I LOVE rainy days. I love following asleep to the sound of rain falling outside my window, I love the sound of thunder rolling through the clouds, and the way the lightening brightens up my dark room. I even love being woken up in the middle of the night due to a sudden burst of thunder that shakes me from my sleep, I imagine the powerful blast of sound is just God reminding me that He is there, always there, and more important then even my sleep. I also love waking up and stepping outside to a new, clean world. There is something about the way everything looks after a storm. It amazes me how durable the tiny, delicate flowers in my yard are. The rain poured down all throughout the night and the winds were at times strong yet this morning everything was still standing, and they were better because of the storm. I have watched my tomato and green pepper plants grow over an inch taller in just the past few weeks because of the storms.
My growth in Christ is much like that of my plants. Yes, I water them almost everyday and with that small amount of consistent water they grow, slow yet steady growth. However, when the storm came and the rain poured out of the sky, saturating the dirt surrounding my plants, the new growth was enormous. Just the other day my plants looked as though they would never get tall enough to produce anything, now I see the great potential for a summer filled with fresh tomatoes and peppers. In the same way God works in the life of my plants He works in me. Sure I grow when life is slow and steady, but as I have seen numerous times it is the storms of life that bring about the best, and most effective change in my life.
On a lighter note, my drive to work this morning was beautiful. The sky was filled with dark clouds as more rain moved in, the sun peaked out through the dark clouds and lit up portions of the sky. The trees and grass looked extra green as the rain washed away all the pollen from the air. The streets were washed clean and everything had a shiny, clean look. Then I pull into my parents driveway to grab a bit of breakfast and visit with dad before I head to the lot. As I look past the house to the pasture where my two beautiful horses graze I see a sight that makes me laugh. Most days when I pull into the drive I see my lovely, chestnut mare who has been with me since I was a young child grazing next to towering horse of my dreams who is normally a beautiful creamy, golden palomino.

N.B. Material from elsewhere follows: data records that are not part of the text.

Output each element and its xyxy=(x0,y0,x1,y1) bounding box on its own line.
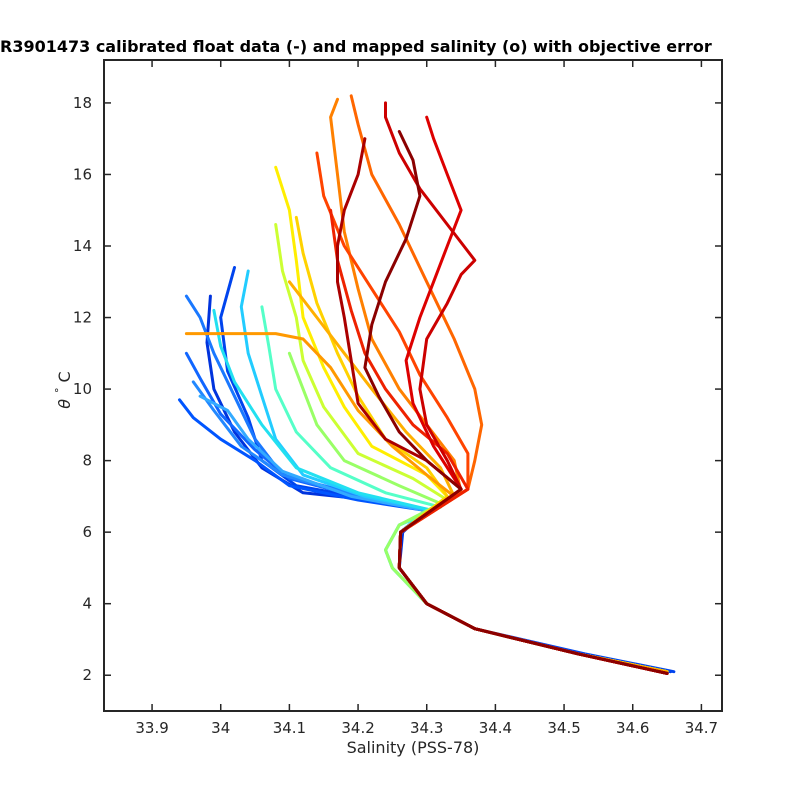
y-axis-label-unit: C xyxy=(55,371,74,382)
x-tick-label-7: 34.5 xyxy=(547,719,580,737)
axes-layer: 33.9 34 34.1 34.2 34.3 34.4 34.5 34.6 34.7 2 4 6 8 10… xyxy=(73,60,722,737)
y-tick-label-5: 10 xyxy=(73,380,92,398)
x-tick-label-2: 34 xyxy=(211,719,230,737)
y-tick-label-4: 8 xyxy=(82,452,92,470)
y-tick-label-3: 6 xyxy=(82,523,92,541)
x-tick-label-8: 34.6 xyxy=(616,719,649,737)
plot-frame xyxy=(103,59,723,712)
y-tick-label-1: 2 xyxy=(82,666,92,684)
y-tick-label-9: 18 xyxy=(73,94,92,112)
plot-area xyxy=(104,60,722,711)
series-layer xyxy=(178,94,676,675)
y-tick-label-6: 12 xyxy=(73,309,92,327)
y-tick-label-7: 14 xyxy=(73,237,92,255)
chart-title: R3901473 calibrated float data (-) and m… xyxy=(0,37,712,56)
svg-text:θ°C: θ°C xyxy=(53,371,74,408)
y-tick-label-8: 16 xyxy=(73,165,92,183)
y-tick-label-2: 4 xyxy=(82,595,92,613)
x-tick-label-4: 34.2 xyxy=(341,719,374,737)
y-axis-label: θ°C xyxy=(53,371,74,408)
profile-line-24 xyxy=(363,130,669,675)
x-axis-label: Salinity (PSS-78) xyxy=(347,738,480,757)
x-tick-label-9: 34.7 xyxy=(685,719,718,737)
y-axis-label-symbol: θ xyxy=(55,399,74,409)
x-tick-label-3: 34.1 xyxy=(273,719,306,737)
x-tick-label-5: 34.3 xyxy=(410,719,443,737)
x-tick-label-1: 33.9 xyxy=(135,719,168,737)
x-tick-label-6: 34.4 xyxy=(479,719,512,737)
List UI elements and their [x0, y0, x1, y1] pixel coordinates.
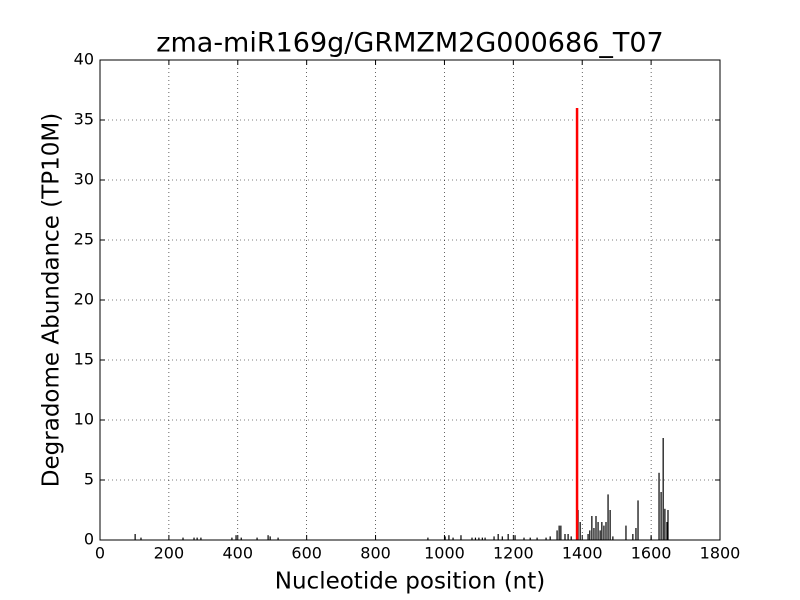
y-tick-label: 0: [84, 530, 94, 549]
x-tick-label: 1400: [562, 544, 603, 563]
y-axis-label: Degradome Abundance (TP10M): [39, 113, 65, 487]
y-tick-label: 25: [74, 230, 94, 249]
x-tick-label: 200: [154, 544, 185, 563]
x-tick-label: 400: [223, 544, 254, 563]
x-tick-label: 1000: [424, 544, 465, 563]
x-tick-label: 1600: [631, 544, 672, 563]
x-tick-label: 600: [291, 544, 322, 563]
y-tick-label: 30: [74, 170, 94, 189]
y-tick-label: 20: [74, 290, 94, 309]
x-tick-label: 1200: [493, 544, 534, 563]
y-tick-label: 15: [74, 350, 94, 369]
x-tick-label: 1800: [700, 544, 741, 563]
y-tick-label: 40: [74, 50, 94, 69]
y-tick-label: 35: [74, 110, 94, 129]
plot-frame: [99, 59, 721, 541]
y-tick-label: 10: [74, 410, 94, 429]
y-tick-label: 5: [84, 470, 94, 489]
chart-title: zma-miR169g/GRMZM2G000686_T07: [156, 28, 663, 59]
x-axis-label: Nucleotide position (nt): [275, 569, 545, 595]
x-tick-label: 800: [360, 544, 391, 563]
x-tick-label: 0: [95, 544, 105, 563]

Not today, no this morning as I look across the pasture, eyes searching for those two blessings that God has so graciously allowed me to care for, I see them both, however my once clean, and handsome palomino is no longer a palomino. Nope, he is completely covered, from head to tow in mud. In fact he is now darker then the mare who is supposed to be brown. I just sigh and laugh it off. He is after all a boy, and horse or human, boys will be boys. In the year that I have owned Romeo I have come to learn that he is much happier when covered in dirt. I'm pretty sure that if I let him he would stay that way for his entire life. He is too funny about his dirt. Whenever I go to groom him and he is covered in dirt I swear the horse sighs and hangs his head. He is so disappointed that all his hard work is about to be washed away. It used to frustrate me, now I have learned to accept and even love this part of his personality. After all it makes me take a little longer to groom him, which allows me to spend more time outside enjoying God's creation. Romeo makes me slow down, he is young and his training cannot be rushed. He loves attention, and I like to think that he gets dirty sometimes just to force me to take a few extra minutes with him... it works every time:)
There is something so peaceful about owning horses. My heart longs for the day when I am able to once again have them in my backyard, apart of my daily life. I love the sound of Dutch's dinner nicker, which lets me know that she must be fed right now, no questions asked, and if I don't hurry she will not forgive me (that is until she sees the bucket in my hand). I love to just sit and watch them graze, I can't tell you the number of hours I have spent just watching them. It is hard to find time to spend with them at this point in my life. There are many weeks like this one when days that would be perfect for riding are spent doing yard work so that I have the money to keep their bellies full. I have to tell myself that someday, very soon, this will change and I will have time for them. One day.... in God's timing, not mine.